Dass es dafür sehr wohl ein Potenzial in diesem urbanisierten und industrialisierten Land gibt, zeigten gemeinsame Demonstrationen von Schiiten und Sunniten gegen Al-Maliki vor einigen Jahren. PKK, PYD und YPG/HPG sollten sich deshalb nicht auf den militärischen Kampf in den kurdischen Gebieten beschränken, sondern Appelle an die einfache Bevölkerung des gesamten Iraks richten und diese zum gemeinsamen Kampf für ein freies, demokratisches und durch soziale Gleichheit bestimmtes Land aufrufen und einen Beitrag zum Aufbau demokratischer Massenorganisationen leisten. Dazu ist ein Programm gegen die Dschihadisten, gegen die lokalen Warlords, gegen den westlichen Imperialismus und für eine sozialistische Demokratie nötig.

Rolle Deutschlands

Die Bundesrepublik spielt eine Rolle bei der Unterstützung für den Islamischen Staat: durch die Zusammenarbeit mit der Türkei, durch Waffenexporte an Saudi-Arabien und durch das hier geltende Verbot der PKK. Gleichzeitig versuchen Kräfte im Bürgertum, die eine größere Rolle Deutschlands in der Weltpolitik anstreben, den Vormarsch des IS zu nutzen, um ein stärkeres deutsches „Engagement“ einzufordern. Schon haben erste CDU-Abgeordnete einen Bundeswehreinsatz im Irak ins Spiel gebracht. In der Partei DIE LINKE wird die Debatte von Kräften des rechten Parteiflügels genutzt, um einmal mehr die außen- und friedenspolitischen Grundsätze der Partei in Frage zu stellen.

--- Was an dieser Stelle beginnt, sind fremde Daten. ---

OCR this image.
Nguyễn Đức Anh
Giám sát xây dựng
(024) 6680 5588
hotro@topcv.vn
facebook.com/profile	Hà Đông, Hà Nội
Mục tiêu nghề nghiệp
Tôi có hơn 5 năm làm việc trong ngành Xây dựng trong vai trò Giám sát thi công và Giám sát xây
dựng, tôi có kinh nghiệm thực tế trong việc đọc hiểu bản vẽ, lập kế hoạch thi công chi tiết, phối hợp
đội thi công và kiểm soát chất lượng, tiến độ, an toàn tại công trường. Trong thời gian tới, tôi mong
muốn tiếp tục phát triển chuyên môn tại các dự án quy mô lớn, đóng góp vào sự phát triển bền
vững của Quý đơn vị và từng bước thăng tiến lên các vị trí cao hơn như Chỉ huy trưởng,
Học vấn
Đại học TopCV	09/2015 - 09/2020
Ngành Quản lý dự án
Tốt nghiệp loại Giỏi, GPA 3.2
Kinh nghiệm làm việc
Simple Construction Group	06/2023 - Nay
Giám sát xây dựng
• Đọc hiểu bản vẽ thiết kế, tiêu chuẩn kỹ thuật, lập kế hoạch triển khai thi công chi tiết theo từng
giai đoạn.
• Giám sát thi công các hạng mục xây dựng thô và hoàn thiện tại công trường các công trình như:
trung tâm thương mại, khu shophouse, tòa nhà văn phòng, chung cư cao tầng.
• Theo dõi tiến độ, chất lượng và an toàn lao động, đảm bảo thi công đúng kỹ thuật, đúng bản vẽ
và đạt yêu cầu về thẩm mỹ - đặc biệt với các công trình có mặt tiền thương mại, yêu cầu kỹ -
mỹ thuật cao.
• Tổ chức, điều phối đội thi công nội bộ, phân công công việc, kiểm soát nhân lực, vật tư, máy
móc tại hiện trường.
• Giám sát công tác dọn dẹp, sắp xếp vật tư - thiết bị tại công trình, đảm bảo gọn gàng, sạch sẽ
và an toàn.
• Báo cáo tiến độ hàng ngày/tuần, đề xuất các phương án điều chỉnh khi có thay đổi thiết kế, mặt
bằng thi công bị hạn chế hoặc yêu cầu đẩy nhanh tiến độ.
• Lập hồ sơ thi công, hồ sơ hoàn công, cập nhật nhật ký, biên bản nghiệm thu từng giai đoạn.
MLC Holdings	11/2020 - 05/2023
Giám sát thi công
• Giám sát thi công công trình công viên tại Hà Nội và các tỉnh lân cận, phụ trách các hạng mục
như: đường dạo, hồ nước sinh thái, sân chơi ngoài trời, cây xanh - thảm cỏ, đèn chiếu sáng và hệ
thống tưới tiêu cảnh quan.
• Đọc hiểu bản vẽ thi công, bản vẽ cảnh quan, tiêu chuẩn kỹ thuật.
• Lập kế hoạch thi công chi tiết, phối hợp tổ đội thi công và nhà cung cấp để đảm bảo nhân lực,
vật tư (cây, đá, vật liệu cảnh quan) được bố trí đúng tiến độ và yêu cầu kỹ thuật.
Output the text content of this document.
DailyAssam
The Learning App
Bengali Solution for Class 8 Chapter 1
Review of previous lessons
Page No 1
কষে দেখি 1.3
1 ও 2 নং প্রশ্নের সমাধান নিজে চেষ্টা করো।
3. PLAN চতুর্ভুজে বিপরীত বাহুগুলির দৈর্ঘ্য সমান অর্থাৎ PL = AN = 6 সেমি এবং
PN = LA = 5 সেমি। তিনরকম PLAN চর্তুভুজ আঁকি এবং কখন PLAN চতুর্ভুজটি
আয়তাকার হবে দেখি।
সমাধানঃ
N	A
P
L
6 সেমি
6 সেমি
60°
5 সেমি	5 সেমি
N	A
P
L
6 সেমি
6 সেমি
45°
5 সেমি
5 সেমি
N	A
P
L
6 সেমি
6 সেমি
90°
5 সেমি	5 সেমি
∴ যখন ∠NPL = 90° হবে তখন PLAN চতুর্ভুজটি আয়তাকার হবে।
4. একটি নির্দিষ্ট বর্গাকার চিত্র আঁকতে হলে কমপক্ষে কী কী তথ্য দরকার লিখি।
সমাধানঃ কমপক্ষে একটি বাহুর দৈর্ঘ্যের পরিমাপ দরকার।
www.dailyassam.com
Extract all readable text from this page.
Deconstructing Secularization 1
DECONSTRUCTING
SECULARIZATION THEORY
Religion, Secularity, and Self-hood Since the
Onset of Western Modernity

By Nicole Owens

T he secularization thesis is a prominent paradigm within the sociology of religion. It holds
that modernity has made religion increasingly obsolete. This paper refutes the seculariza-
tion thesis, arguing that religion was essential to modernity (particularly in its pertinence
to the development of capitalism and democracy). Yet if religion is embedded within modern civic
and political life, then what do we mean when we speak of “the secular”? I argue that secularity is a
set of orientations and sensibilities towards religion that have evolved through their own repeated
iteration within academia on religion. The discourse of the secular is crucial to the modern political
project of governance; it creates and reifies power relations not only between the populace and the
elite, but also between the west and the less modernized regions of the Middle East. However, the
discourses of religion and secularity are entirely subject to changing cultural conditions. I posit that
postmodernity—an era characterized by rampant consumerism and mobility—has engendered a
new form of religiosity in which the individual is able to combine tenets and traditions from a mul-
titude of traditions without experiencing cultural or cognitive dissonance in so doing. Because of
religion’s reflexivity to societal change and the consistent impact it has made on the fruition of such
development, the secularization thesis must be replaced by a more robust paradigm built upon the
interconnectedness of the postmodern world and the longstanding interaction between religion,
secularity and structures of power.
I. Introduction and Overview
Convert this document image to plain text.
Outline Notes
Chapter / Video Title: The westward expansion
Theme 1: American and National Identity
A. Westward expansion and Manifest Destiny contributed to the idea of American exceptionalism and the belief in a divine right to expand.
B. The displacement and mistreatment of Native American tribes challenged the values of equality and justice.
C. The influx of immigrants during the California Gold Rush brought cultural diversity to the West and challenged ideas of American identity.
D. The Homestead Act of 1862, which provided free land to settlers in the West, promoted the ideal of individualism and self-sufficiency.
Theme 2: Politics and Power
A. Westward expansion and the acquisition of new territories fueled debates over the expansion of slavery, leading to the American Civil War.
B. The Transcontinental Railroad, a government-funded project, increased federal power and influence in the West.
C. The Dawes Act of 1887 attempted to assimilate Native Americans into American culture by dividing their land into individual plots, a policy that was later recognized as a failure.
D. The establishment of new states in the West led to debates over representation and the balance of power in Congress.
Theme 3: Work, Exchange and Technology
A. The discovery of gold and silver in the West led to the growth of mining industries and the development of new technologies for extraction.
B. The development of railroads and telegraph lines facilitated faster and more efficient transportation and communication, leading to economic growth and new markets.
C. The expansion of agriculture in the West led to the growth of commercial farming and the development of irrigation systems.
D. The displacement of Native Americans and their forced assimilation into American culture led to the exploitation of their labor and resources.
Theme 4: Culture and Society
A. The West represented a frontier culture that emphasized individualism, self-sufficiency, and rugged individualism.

Deshalb müssen die wichtigsten Forderungen lauten:

  • Nein zu einem Bundeswehreinsatz im Irak und zu Waffenlieferungen an die irakische Armee
  • Weg mit dem PKK-Verbot in der Bundesrepublik; Streichung der PKK von der Liste terroristischer Organisationen durch die EU
  • Schluss mit Waffenexporten an die Türkei und Saudi-Arabien
  • Hilfslieferungen an die autonome Region Rojava und die Flüchtlinge im Nordirak
  • Schluss mit dem Vorgehen des türkischen Staats gegen die Solidaritätsbewegung mit Rojava
  • Aufhebung des Embargos durch die Türkei und die Nordirakische Kurdenregion gegen Rojava
  • Schließung der türkischen Grenze für Kämpfer des IS

Gewerkschaften und LINKE sollten nicht nur US-Luftangriffe kritisieren, sondern eine Solidaritätskampagne zur praktischen und finanziellen Unterstützung für die PKK und die YPG/HPG starten. Eine solche Spendensammlung sollte auch für den Ankauf von Waffen für den militärischen Kampf gegen den Islamischen Staat gelten – und für das Recht der PKK/YPG/HPG, sich diese auch in der Bundesrepublik zu beschaffen. Eine solche praktische Solidaritätskampagne wäre etwas anderes als die Rüstungsexporte, die Gysi für das irakische Militär oder die mit den USA paktierenden Peschmerga-Einheiten von Barzani, die den Kampf gegen den IS in den letzten Wochen gar nicht erst aufgenommen hatten, gefordert hat.